Similarly, TMPT is a gene responsible for drug metabolism, specifically with 6-mercaptopurine.4 Genetic variations of TMPT can lead to drug toxicity. The most common genetic variations of the TPMT gene include TMPT *2, TMPT *3A, and TMPT *3C.4
For example, John a 65-year-old male has been diagnosed with acute lymphocytic leukemia and is prescribed mercaptopurine. However, the provider in unaware that John has a genetic variant in the TPMT gene resulting in a TMPT *2 genotype
This means John is a poor metabolizer of mercaptopurine and is at an increased risk of severe and life-threatening myelotoxicity if given conventional doses of mercaptopurine due to higher systemic active metabolite concentrations
A clinical provider with knowledge of John’s genotype would have reduced the dosage of mercaptopurine by 90-94% which would have eliminated toxicity and improved efficacy4
A pharmacogenomic report would have given the provider all pertinent information needed to select the most appropriate and safest medication, properly dose John and lower chances of an adverse drug event.

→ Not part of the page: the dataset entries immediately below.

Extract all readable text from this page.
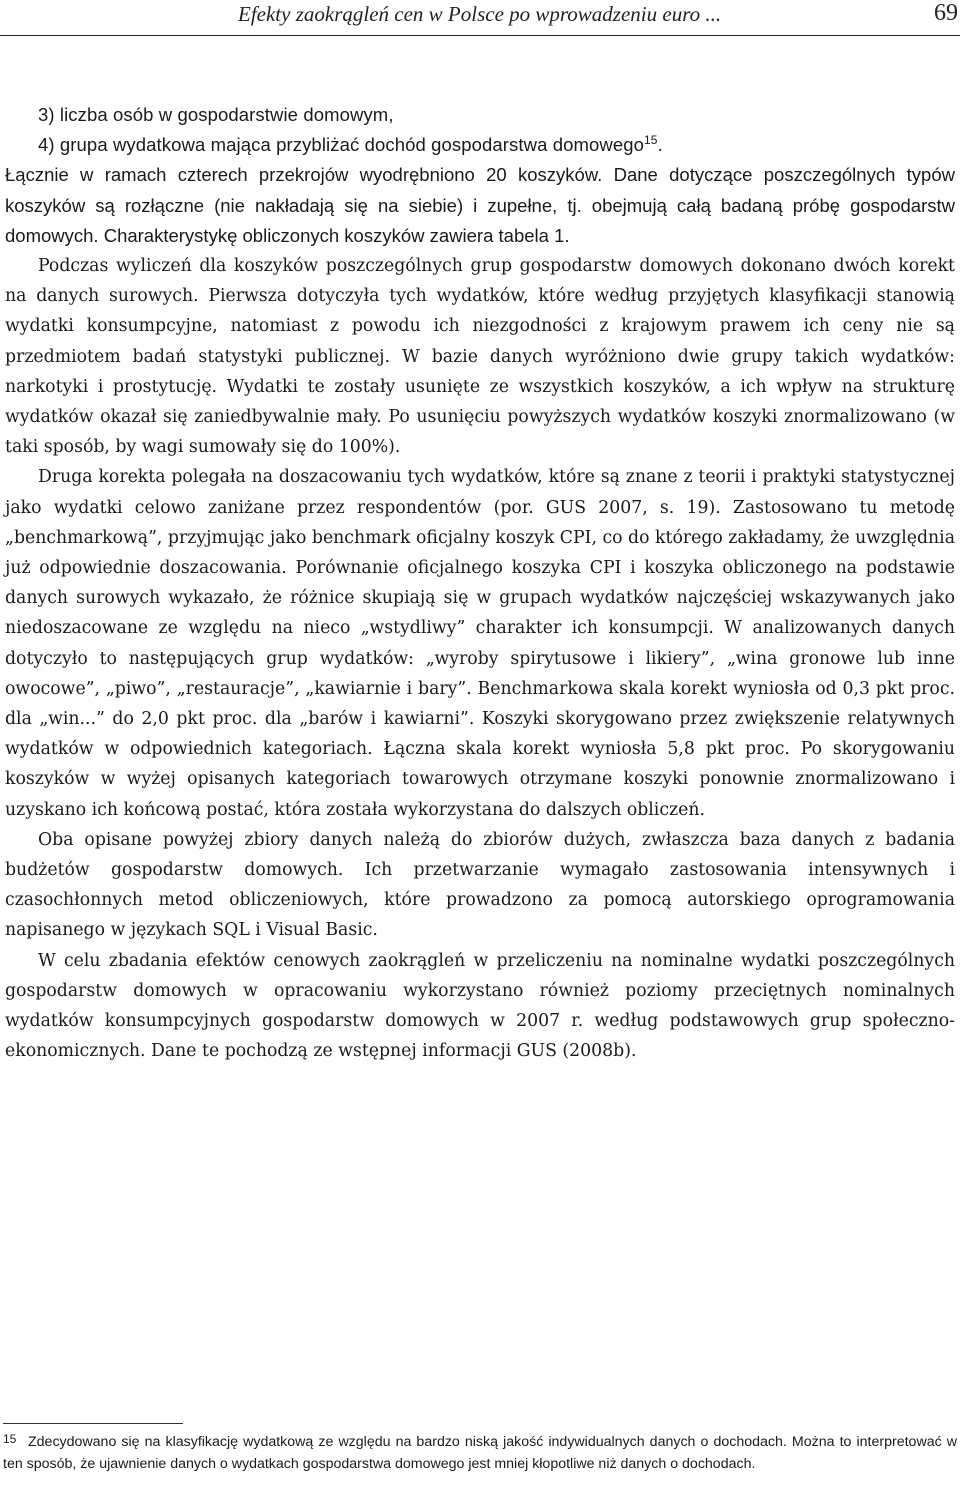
Efekty zaokrągleń cen w Polsce po wprowadzeniu euro ...	69

3) liczba osób w gospodarstwie domowym,

4) grupa wydatkowa mająca przybliżać dochód gospodarstwa domowego$^{15}$.

Łącznie w ramach czterech przekrojów wyodrębniono 20 koszyków. Dane dotyczące poszczególnych typów koszyków są rozłączne (nie nakładają się na siebie) i zupełne, tj. obejmują całą badaną próbę gospodarstw domowych. Charakterystykę obliczonych koszyków zawiera tabela 1.

Podczas wyliczeń dla koszyków poszczególnych grup gospodarstw domowych dokonano dwóch korekt na danych surowych. Pierwsza dotyczyła tych wydatków, które według przyjętych klasyfikacji stanowią wydatki konsumpcyjne, natomiast z powodu ich niezgodności z krajowym prawem ich ceny nie są przedmiotem badań statystyki publicznej. W bazie danych wyróżniono dwie grupy takich wydatków: narkotyki i prostytucję. Wydatki te zostały usunięte ze wszystkich koszyków, a ich wpływ na strukturę wydatków okazał się zaniedbywalnie mały. Po usunięciu powyższych wydatków koszyki znormalizowano (w taki sposób, by wagi sumowały się do 100%).

Druga korekta polegała na doszacowaniu tych wydatków, które są znane z teorii i praktyki statystycznej jako wydatki celowo zaniżane przez respondentów (por. GUS 2007, s. 19). Zastosowano tu metodę „benchmarkową”, przyjmując jako benchmark oficjalny koszyk CPI, co do którego zakładamy, że uwzględnia już odpowiednie doszacowania. Porównanie oficjalnego koszyka CPI i koszyka obliczonego na podstawie danych surowych wykazało, że różnice skupiają się w grupach wydatków najczęściej wskazywanych jako niedoszacowane ze względu na nieco „wstydliwy” charakter ich konsumpcji. W analizowanych danych dotyczyło to następujących grup wydatków: „wyroby spirytusowe i likiery”, „wina gronowe lub inne owocowe”, „piwo”, „restauracje”, „kawiarnie i bary”. Benchmarkowa skala korekt wyniosła od 0,3 pkt proc. dla „win...” do 2,0 pkt proc. dla „barów i kawiarni”. Koszyki skorygowano przez zwiększenie relatywnych wydatków w odpowiednich kategoriach. Łączna skala korekt wyniosła 5,8 pkt proc. Po skorygowaniu koszyków w wyżej opisanych kategoriach towarowych otrzymane koszyki ponownie znormalizowano i uzyskano ich końcową postać, która została wykorzystana do dalszych obliczeń.

Oba opisane powyżej zbiory danych należą do zbiorów dużych, zwłaszcza baza danych z badania budżetów gospodarstw domowych. Ich przetwarzanie wymagało zastosowania intensywnych i czasochłonnych metod obliczeniowych, które prowadzono za pomocą autorskiego oprogramowania napisanego w językach SQL i Visual Basic.

W celu zbadania efektów cenowych zaokrągleń w przeliczeniu na nominalne wydatki poszczególnych gospodarstw domowych w opracowaniu wykorzystano również poziomy przeciętnych nominalnych wydatków konsumpcyjnych gospodarstw domowych w 2007 r. według podstawowych grup społeczno-ekonomicznych. Dane te pochodzą ze wstępnej informacji GUS (2008b).

15 Zdecydowano się na klasyfikację wydatkową ze względu na bardzo niską jakość indywidualnych danych o dochodach. Można to interpretować w ten sposób, że ujawnienie danych o wydatkach gospodarstwa domowego jest mniej kłopotliwe niż danych o dochodach.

Genetic variations play a significant role in drug metabolism and ultimately adverse drug reactions. Pharmacogenomic testing can be an extremely useful tool to provide clinically actionable information safe and efficacious prescribing, improved clinical outcomes and a lower chance for adverse drug events.
1) Health.gov. https://health.gov/our-work/health-care-quality/adverse-drug-events. Accessed March 17, 2021.
2) FDA. https://www.fda.gov/drugs/drug-interactions-labeling/preventable-adverse-drug-reactions-focus-drug-interactions. Accessed March 17, 2021.
3) Khan DA. Pharmacogenomics and adverse drug reactions: Primetime and not ready for primetime tests. J Allergy Clin Immunol. 2016 Oct;138(4):943-955. doi: 10.1016/j.jaci.2016.08.002.
4) Pirmohamed M, Park BK. Genetic susceptibility to adverse drug reactions. Trends Pharmacol Sci. 2001 Jun;22(6):298-305. doi: 10.1016/s0165-6147(00)01717-x. PMID: 11395158
5) AAFP. https://www.aafp.org/afp/2003/1101/p1781.html. Accessed March 22, 2021.
6) FDA. https://www.fda.gov/medical-devices/precision-medicine/table-pharmacogenetic-associations. Accessed March 22, 2021. 7) Martin MA, Klein TE, et al. Clinical pharmacogenetics implementation consortium guidelines for HLA-B genotype and abacavir dosing. Clin Pharmacol Ther. 2012;91(4):734-738. doi:10.1038/clpt.2011.355
8) Relling MV, McDonagh EM, et al. Clinical Pharmacogenetics Implementation Consortium. Clinical Pharmacogenetics Implementation Consortium (CPIC) guidelines for rasburicase therapy in the context of G6PD deficiency genotype. Clin Pharmacol Ther. 2014 Aug;96(2):169-74. doi: 10.1038/clpt.2014.97.
9) Ramsey LB, Johnson SG, et al. The clinical pharmacogenetics implementation consortium guideline for SLCO1B1 and simvastatin-induced myopathy: 2014 update. Clin Pharmacol Ther. 2014 Oct;96(4):423-8. doi: 10.1038/clpt.2014.125.
10) Scott SA, Sangkuhl K, et al. Clinical Pharmacogenetics Implementation Consortium. Clinical Pharmacogenetics Implementation Consortium guidelines for CYP2C19 genotype and clopidogrel therapy: 2013 update. Clin Pharmacol Ther. 2013 Sep;94(3):317-23. doi: 10.1038/clpt.2013.105.